ÉCONOMIE – Sanctions américaines : La Mauritanie piégée dans le bras de fer sino-américain

Scène de conflit entre la Mauritanie et la Chine
Réalisation Le Lab Le Diplo

Par Olivier d’Auzon

Un contrat de 40 millions d’euros entre l’État mauritanien et le groupe chinois Poly Technologies pour l’acquisition de patrouilleurs militaires est aujourd’hui paralysé. En cause : les sanctions imposées par Washington à l’entreprise chinoise, accusée de soutenir l’effort de guerre russe en Ukraine. Ce blocage met en lumière les difficultés croissantes des pays africains à composer avec la rivalité entre les grandes puissances.

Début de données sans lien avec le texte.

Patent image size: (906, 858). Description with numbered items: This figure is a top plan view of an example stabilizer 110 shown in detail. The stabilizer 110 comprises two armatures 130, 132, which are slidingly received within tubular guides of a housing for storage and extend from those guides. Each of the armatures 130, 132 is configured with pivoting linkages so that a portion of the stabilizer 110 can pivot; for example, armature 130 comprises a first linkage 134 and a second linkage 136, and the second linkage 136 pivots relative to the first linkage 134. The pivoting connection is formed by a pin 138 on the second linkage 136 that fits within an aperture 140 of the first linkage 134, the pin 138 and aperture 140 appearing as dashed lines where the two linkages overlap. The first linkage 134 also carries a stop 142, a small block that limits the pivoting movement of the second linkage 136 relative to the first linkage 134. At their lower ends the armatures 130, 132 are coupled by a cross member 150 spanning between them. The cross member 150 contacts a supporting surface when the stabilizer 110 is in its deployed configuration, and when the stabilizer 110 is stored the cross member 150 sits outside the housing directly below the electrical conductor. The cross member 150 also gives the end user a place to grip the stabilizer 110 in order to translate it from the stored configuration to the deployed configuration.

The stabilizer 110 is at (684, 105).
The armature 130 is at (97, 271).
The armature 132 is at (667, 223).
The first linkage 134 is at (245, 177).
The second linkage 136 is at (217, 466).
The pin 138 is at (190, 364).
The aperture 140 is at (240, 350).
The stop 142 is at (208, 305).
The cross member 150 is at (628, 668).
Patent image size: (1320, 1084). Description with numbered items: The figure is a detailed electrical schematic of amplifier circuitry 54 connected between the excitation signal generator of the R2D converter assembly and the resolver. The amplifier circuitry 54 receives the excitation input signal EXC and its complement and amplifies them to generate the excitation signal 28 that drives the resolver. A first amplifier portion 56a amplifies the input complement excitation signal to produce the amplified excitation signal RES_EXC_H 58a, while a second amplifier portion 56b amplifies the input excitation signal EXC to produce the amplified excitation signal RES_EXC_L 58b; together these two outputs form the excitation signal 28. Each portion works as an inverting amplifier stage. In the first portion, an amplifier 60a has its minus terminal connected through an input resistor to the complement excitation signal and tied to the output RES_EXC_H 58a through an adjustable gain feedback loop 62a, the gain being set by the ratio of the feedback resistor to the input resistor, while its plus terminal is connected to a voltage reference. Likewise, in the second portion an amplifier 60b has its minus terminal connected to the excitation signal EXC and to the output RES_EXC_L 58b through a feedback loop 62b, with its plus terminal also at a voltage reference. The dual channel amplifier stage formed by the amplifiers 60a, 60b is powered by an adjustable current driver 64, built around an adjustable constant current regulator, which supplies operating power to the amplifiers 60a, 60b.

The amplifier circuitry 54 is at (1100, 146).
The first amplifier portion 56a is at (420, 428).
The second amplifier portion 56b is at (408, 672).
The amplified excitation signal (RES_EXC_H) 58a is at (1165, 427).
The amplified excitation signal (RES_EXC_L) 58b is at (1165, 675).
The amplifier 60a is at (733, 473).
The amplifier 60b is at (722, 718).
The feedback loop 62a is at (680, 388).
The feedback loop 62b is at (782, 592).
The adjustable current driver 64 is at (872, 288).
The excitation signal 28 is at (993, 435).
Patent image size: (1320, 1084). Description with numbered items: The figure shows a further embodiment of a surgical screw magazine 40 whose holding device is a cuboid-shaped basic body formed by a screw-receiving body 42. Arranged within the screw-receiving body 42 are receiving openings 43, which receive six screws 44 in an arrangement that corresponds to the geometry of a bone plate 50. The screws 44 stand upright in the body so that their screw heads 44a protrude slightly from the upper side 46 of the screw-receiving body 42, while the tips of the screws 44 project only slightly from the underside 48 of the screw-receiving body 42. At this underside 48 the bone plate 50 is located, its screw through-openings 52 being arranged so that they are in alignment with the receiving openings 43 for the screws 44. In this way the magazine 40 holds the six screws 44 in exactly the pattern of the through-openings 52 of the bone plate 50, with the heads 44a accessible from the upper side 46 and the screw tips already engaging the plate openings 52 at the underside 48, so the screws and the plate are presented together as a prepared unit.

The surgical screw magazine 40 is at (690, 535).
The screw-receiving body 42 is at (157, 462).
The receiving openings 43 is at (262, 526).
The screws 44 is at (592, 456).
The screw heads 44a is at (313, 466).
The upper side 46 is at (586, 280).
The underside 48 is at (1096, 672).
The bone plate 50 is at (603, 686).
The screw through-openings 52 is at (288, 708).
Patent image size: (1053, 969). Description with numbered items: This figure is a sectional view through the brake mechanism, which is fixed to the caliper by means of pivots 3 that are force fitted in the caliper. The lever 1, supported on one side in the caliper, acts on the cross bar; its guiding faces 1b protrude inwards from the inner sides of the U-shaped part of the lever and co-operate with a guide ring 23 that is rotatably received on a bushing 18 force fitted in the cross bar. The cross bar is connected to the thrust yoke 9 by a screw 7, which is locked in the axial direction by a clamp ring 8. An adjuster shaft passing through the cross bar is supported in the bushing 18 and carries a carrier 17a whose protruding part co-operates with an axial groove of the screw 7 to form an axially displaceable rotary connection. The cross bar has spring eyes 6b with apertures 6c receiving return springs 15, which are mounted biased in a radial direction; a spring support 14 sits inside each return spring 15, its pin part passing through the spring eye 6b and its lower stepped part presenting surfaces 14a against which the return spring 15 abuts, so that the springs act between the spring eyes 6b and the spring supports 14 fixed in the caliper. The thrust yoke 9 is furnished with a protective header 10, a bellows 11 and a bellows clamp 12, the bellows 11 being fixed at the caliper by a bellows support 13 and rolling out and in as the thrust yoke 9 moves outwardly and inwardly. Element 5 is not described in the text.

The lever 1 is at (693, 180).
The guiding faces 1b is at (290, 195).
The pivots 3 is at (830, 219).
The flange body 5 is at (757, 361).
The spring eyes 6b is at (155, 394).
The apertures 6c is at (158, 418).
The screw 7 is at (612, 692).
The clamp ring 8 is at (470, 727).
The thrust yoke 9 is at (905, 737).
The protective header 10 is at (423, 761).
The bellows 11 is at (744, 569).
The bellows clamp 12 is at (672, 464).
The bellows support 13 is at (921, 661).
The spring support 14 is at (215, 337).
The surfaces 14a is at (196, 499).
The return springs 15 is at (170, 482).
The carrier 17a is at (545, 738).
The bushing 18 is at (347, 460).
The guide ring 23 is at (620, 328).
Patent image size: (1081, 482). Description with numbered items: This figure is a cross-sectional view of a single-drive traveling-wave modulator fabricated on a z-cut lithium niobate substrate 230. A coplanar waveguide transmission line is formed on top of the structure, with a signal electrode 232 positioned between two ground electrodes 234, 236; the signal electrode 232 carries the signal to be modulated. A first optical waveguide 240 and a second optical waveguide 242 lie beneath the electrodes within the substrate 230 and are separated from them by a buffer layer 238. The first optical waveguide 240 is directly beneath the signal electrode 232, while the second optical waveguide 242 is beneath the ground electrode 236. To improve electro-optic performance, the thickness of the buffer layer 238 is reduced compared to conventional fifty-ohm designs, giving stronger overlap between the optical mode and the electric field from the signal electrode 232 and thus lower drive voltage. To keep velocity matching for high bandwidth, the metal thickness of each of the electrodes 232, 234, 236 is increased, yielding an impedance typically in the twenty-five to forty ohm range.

Un contrat gelé par les sanctions américaines

Selon Africa Intelligence, les sanctions américaines qui frappent Poly Technologies ont contraint la marine mauritanienne à suspendre son contrat avec le géant chinois. Cette commande, évaluée à 40 millions d’euros, devait permettre à la Mauritanie de renforcer sa flotte navale, notamment pour sécuriser ses ressources halieutiques et protéger les infrastructures offshores du projet gazier Grand Tortue Ahmeyim (GTA), exploité avec le Sénégal.

Le gel de cette transaction illustre la difficulté pour les États africains de diversifier leurs partenariats stratégiques en matière de défense sans risquer de subir les contrecoups de la politique de sanctions des puissances occidentales.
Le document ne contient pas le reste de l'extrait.